The Aam Aadmi Party made too many promises to be kept in too little a time and fell flat. From a rising star it turned in to a fallen star. One hopes, other political parties will take a lesson and not be in a hurry to promise suns, moons and stars to the people of the country.
So long as the people are not taken in to a dream world they compromise with their conditions, howsoever unpleasant. But once, their desire to be transported in to that world is aroused, they are like hungry wolves. They must devour whatever comes their way. AAP knows it by now. One sincerely hopes the new government that has been emphasizing so much on “sushshan”- good governance- will not go in for populism beyond what the BJP has already done and let the people know they cannot expect a sea change overnight. Already, BJP has made too many commitments to 1.2 billion people that have given much hope for a change in their living conditions.
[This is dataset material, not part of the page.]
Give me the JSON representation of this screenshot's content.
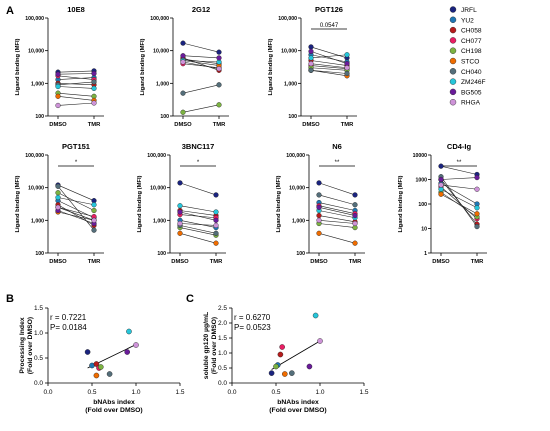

One shudders to think what they will do if they feel cheated and betrayed. While nobody should doubt the sincere desire of the new government to bring in a perceptible change in the governance, it ought to be kept in mind that governance depends upon the conditions obtaining in the country.
It is not always that governance changes the conditions. More often conditions decide the form and efficacy of governance. Take for example, the recent power shortage in Delhi. There may be nothing wrong with “governance” but there is nothing right with the conditions and situation. Despite the best intentions, government is not in a position to evidence its good governance. Similarly, the rising prices that affect most the masses whose smile, you never know when it will change in to a frown, once they conclude the government is inefficient. The measure of governance of a government is how far it is able to keep the masses satisfied. And, much more than rhetoric is needed to achieve that end.